Una humorada muy conocida en la economía (y en otras disciplinas) dice que “si uno tortura a los datos lo suficiente, estos eventualmente confesarán”. Muchos estudios de psicología cognitiva y de economía del comportamiento están siendo puestos en duda por observaciones forenses ex post que encuentran “avivadas” estadísticas como el “p-hacking”, por las cuales se exprime un set de datos hasta que se encuentra un resultado significativo. Buena parte de esta dinámica se debe a un mercado en el cual los investigadores están bajo una presión enorme para “descubrir” algo publicable y entrar así en el 10%-12% de cupos laborales que se calcula que hay en economía para gente con estudios de doctorado (el dato es para Estados Unidos, en América Latina y en la Argentina es mucho más bajo todavía).
“Algunos de los cuestionamientos van al corazón de la disciplina y a los sesgos más estudiados, como el exceso de la autoconfianza”
Hasta la “biblia” de divulgación en este terreno, el libro Pensar rápido, pensar despacio, de Kahneman, publicado en 2011, está sufriendo este escrutinio en su letra chica estadística, con daños serios. En diciembre del año pasado, el sitio “Índice de replicabilidad” publicó una “metaperspectiva científica” sobre la obra y concluyó que, de ser publicado hoy, Pensar rápido… debería excluir al menos dos capítulos enteros (el 3 y el 4) porque sus conclusiones dejaron de ser creíbles en los años siguientes. Algunos de los cuestionamientos van al corazón de la disciplina y a sus sesgos más estudiados, como el exceso de autoconfianza.
El propio Kahneman dijo meses atrás, en un reportaje tras la publicación de su último libro, Ruido (coescrito con Sunstein y Olivier Sibony), que tal vez se haya hablado demasiado de los sesgos, que tienen indudablemente mucho más glamour y atractivo mediático que otros fenómenos de la economía.
Esta exageración también corre para el lado de las políticas públicas. Aquí, la crítica creciente es que los resultados de muchas iniciativas pueden ser buenos, pero marginales en relación a la crisis que enfrenta el mundo, que no se resuelve con “empujoncitos”. Un ejemplo: las economistas Crystal Hall y Mindy Hernandez se preguntaron si la economía del comportamiento podía ayudar a resolver el racismo estructural.

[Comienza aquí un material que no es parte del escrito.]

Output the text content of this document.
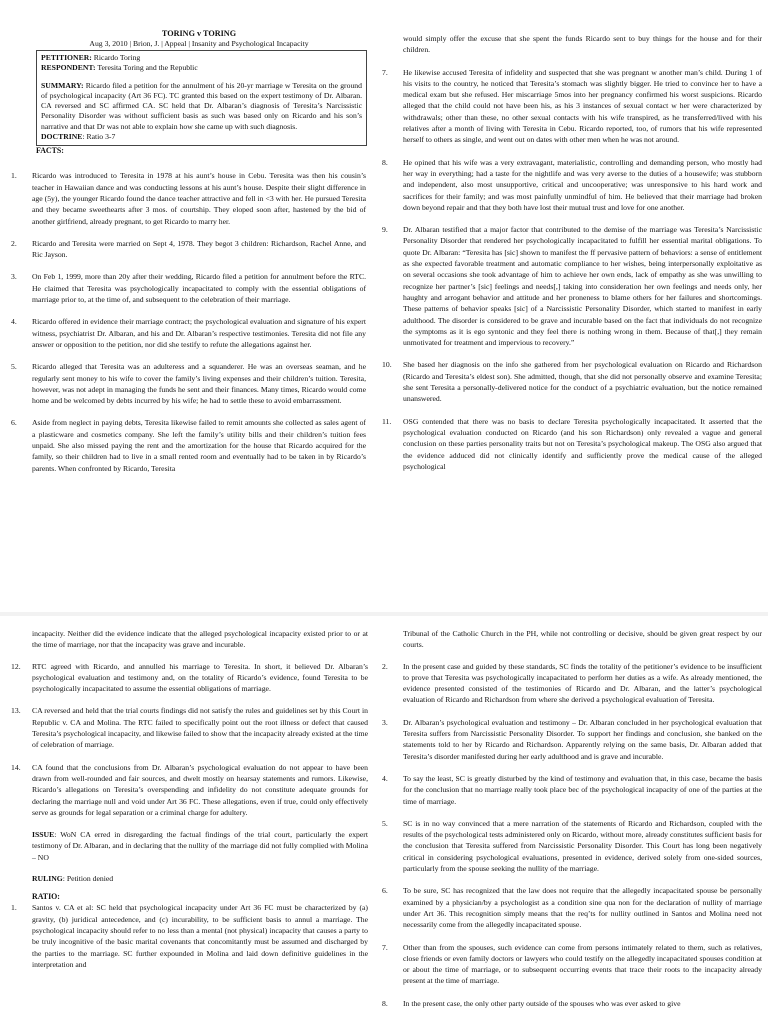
TORING v TORING
Aug 3, 2010 | Brion, J. | Appeal | Insanity and Psychological Incapacity

PETITIONER: Ricardo Toring

RESPONDENT: Teresita Toring and the Republic

SUMMARY: Ricardo filed a petition for the annulment of his 20-yr marriage w Teresita on the ground of psychological incapacity (Art 36 FC). TC granted this based on the expert testimony of Dr. Albaran. CA reversed and SC affirmed CA. SC held that Dr. Albaran’s diagnosis of Teresita’s Narcissistic Personality Disorder was without sufficient basis as such was based only on Ricardo and his son’s narrative and that Dr was not able to explain how she came up with such diagnosis.

DOCTRINE: Ratio 3-7

FACTS:
1. Ricardo was introduced to Teresita in 1978 at his aunt’s house in Cebu. Teresita was then his cousin’s teacher in Hawaiian dance and was conducting lessons at his aunt’s house. Despite their slight difference in age (5y), the younger Ricardo found the dance teacher attractive and fell in <3 with her. He pursued Teresita and they became sweethearts after 3 mos. of courtship. They eloped soon after, hastened by the bid of another girlfriend, already pregnant, to get Ricardo to marry her.
2. Ricardo and Teresita were married on Sept 4, 1978. They begot 3 children: Richardson, Rachel Anne, and Ric Jayson.
3. On Feb 1, 1999, more than 20y after their wedding, Ricardo filed a petition for annulment before the RTC. He claimed that Teresita was psychologically incapacitated to comply with the essential obligations of marriage prior to, at the time of, and subsequent to the celebration of their marriage.
4. Ricardo offered in evidence their marriage contract; the psychological evaluation and signature of his expert witness, psychiatrist Dr. Albaran, and his and Dr. Albaran’s respective testimonies. Teresita did not file any answer or opposition to the petition, nor did she testify to refute the allegations against her.
5. Ricardo alleged that Teresita was an adulteress and a squanderer. He was an overseas seaman, and he regularly sent money to his wife to cover the family’s living expenses and their children’s tuition. Teresita, however, was not adept in managing the funds he sent and their finances. Many times, Ricardo would come home and be welcomed by debts incurred by his wife; he had to settle these to avoid embarrassment.
6. Aside from neglect in paying debts, Teresita likewise failed to remit amounts she collected as sales agent of a plasticware and cosmetics company. She left the family’s utility bills and their children’s tuition fees unpaid. She also missed paying the rent and the amortization for the house that Ricardo acquired for the family, so their children had to live in a small rented room and eventually had to be taken in by Ricardo’s parents. When confronted by Ricardo, Teresita
would simply offer the excuse that she spent the funds Ricardo sent to buy things for the house and for their children.
7. He likewise accused Teresita of infidelity and suspected that she was pregnant w another man’s child. During 1 of his visits to the country, he noticed that Teresita’s stomach was slightly bigger. He tried to convince her to have a medical exam but she refused. Her miscarriage 5mos into her pregnancy confirmed his worst suspicions. Ricardo alleged that the child could not have been his, as his 3 instances of sexual contact w her were characterized by withdrawals; other than these, no other sexual contacts with his wife transpired, as he transferred/lived with his relatives after a month of living with Teresita in Cebu. Ricardo reported, too, of rumors that his wife represented herself to others as single, and went out on dates with other men when he was not around.
8. He opined that his wife was a very extravagant, materialistic, controlling and demanding person, who mostly had her way in everything; had a taste for the nightlife and was very averse to the duties of a housewife; was stubborn and independent, also most unsupportive, critical and uncooperative; was unresponsive to his hard work and sacrifices for their family; and was most painfully unmindful of him. He believed that their marriage had broken down beyond repair and that they both have lost their mutual trust and love for one another.
9. Dr. Albaran testified that a major factor that contributed to the demise of the marriage was Teresita’s Narcissistic Personality Disorder that rendered her psychologically incapacitated to fulfill her essential marital obligations. To quote Dr. Albaran: “Teresita has [sic] shown to manifest the ff pervasive pattern of behaviors: a sense of entitlement as she expected favorable treatment and automatic compliance to her wishes, being interpersonally exploitative as on several occasions she took advantage of him to achieve her own ends, lack of empathy as she was unwilling to recognize her partner’s [sic] feelings and needs[,] taking into consideration her own feelings and needs only, her haughty and arrogant behavior and attitude and her proneness to blame others for her failures and shortcomings. These patterns of behavior speaks [sic] of a Narcissistic Personality Disorder, which started to manifest in early adulthood. The disorder is considered to be grave and incurable based on the fact that individuals do not recognize the symptoms as it is ego syntonic and they feel there is nothing wrong in them. Because of that[,] they remain unmotivated for treatment and impervious to recovery.”
10. She based her diagnosis on the info she gathered from her psychological evaluation on Ricardo and Richardson (Ricardo and Teresita’s eldest son). She admitted, though, that she did not personally observe and examine Teresita; she sent Teresita a personally-delivered notice for the conduct of a psychiatric evaluation, but the notice remained unanswered.
11. OSG contended that there was no basis to declare Teresita psychologically incapacitated. It asserted that the psychological evaluation conducted on Ricardo (and his son Richardson) only revealed a vague and general conclusion on these parties personality traits but not on Teresita’s psychological makeup. The OSG also argued that the evidence adduced did not clinically identify and sufficiently prove the medical cause of the alleged psychological
incapacity. Neither did the evidence indicate that the alleged psychological incapacity existed prior to or at the time of marriage, nor that the incapacity was grave and incurable.
12. RTC agreed with Ricardo, and annulled his marriage to Teresita. In short, it believed Dr. Albaran’s psychological evaluation and testimony and, on the totality of Ricardo’s evidence, found Teresita to be psychologically incapacitated to assume the essential obligations of marriage.
13. CA reversed and held that the trial courts findings did not satisfy the rules and guidelines set by this Court in Republic v. CA and Molina. The RTC failed to specifically point out the root illness or defect that caused Teresita’s psychological incapacity, and likewise failed to show that the incapacity already existed at the time of celebration of marriage.
14. CA found that the conclusions from Dr. Albaran’s psychological evaluation do not appear to have been drawn from well-rounded and fair sources, and dwelt mostly on hearsay statements and rumors. Likewise, Ricardo’s allegations on Teresita’s overspending and infidelity do not constitute adequate grounds for declaring the marriage null and void under Art 36 FC. These allegations, even if true, could only effectively serve as grounds for legal separation or a criminal charge for adultery.
ISSUE: WoN CA erred in disregarding the factual findings of the trial court, particularly the expert testimony of Dr. Albaran, and in declaring that the nullity of the marriage did not fully complied with Molina – NO
RULING: Petition denied
RATIO:
1. Santos v. CA et al: SC held that psychological incapacity under Art 36 FC must be characterized by (a) gravity, (b) juridical antecedence, and (c) incurability, to be sufficient basis to annul a marriage. The psychological incapacity should refer to no less than a mental (not physical) incapacity that causes a party to be truly incognitive of the basic marital covenants that concomitantly must be assumed and discharged by the parties to the marriage. SC further expounded in Molina and laid down definitive guidelines in the interpretation and
Tribunal of the Catholic Church in the PH, while not controlling or decisive, should be given great respect by our courts.
2. In the present case and guided by these standards, SC finds the totality of the petitioner’s evidence to be insufficient to prove that Teresita was psychologically incapacitated to perform her duties as a wife. As already mentioned, the evidence presented consisted of the testimonies of Ricardo and Dr. Albaran, and the latter’s psychological evaluation of Ricardo and Richardson from where she derived a psychological evaluation of Teresita.
3. Dr. Albaran’s psychological evaluation and testimony – Dr. Albaran concluded in her psychological evaluation that Teresita suffers from Narcissistic Personality Disorder. To support her findings and conclusion, she banked on the statements told to her by Ricardo and Richardson. Apparently relying on the same basis, Dr. Albaran added that Teresita’s disorder manifested during her early adulthood and is grave and incurable.
4. To say the least, SC is greatly disturbed by the kind of testimony and evaluation that, in this case, became the basis for the conclusion that no marriage really took place bec of the psychological incapacity of one of the parties at the time of marriage.
5. SC is in no way convinced that a mere narration of the statements of Ricardo and Richardson, coupled with the results of the psychological tests administered only on Ricardo, without more, already constitutes sufficient basis for the conclusion that Teresita suffered from Narcissistic Personality Disorder. This Court has long been negatively critical in considering psychological evaluations, presented in evidence, derived solely from one-sided sources, particularly from the spouse seeking the nullity of the marriage.
6. To be sure, SC has recognized that the law does not require that the allegedly incapacitated spouse be personally examined by a physician/by a psychologist as a condition sine qua non for the declaration of nullity of marriage under Art 36. This recognition simply means that the req’ts for nullity outlined in Santos and Molina need not necessarily come from the allegedly incapacitated spouse.
7. Other than from the spouses, such evidence can come from persons intimately related to them, such as relatives, close friends or even family doctors or lawyers who could testify on the allegedly incapacitated spouses condition at or about the time of marriage, or to subsequent occurring events that trace their roots to the incapacity already present at the time of marriage.
8. In the present case, the only other party outside of the spouses who was ever asked to give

La agenda Nudge propone intervenciones a nivel de elecciones individuales para reducir el racismo, pero ignora, sostienen Hall y Hernandez, el “elefante en la pieza” de un problema con raíces mucho más profundas, entre otras cuestiones potenciado por el hecho de que la economía académica tiene un porcentaje bajísimo de afroamericanos.
La buena noticia es que parece haber conciencia en el terreno de la economía del comportamiento sobre estos problemas, y distintos centros de estudio están proponiendo una agenda futura con más rigor estadístico, menos eje en lo anecdótico y mayor foco en grandes problemas, para recuperar vitalidad y enfrentar con ímpetu renovado la segunda mitad de la vida.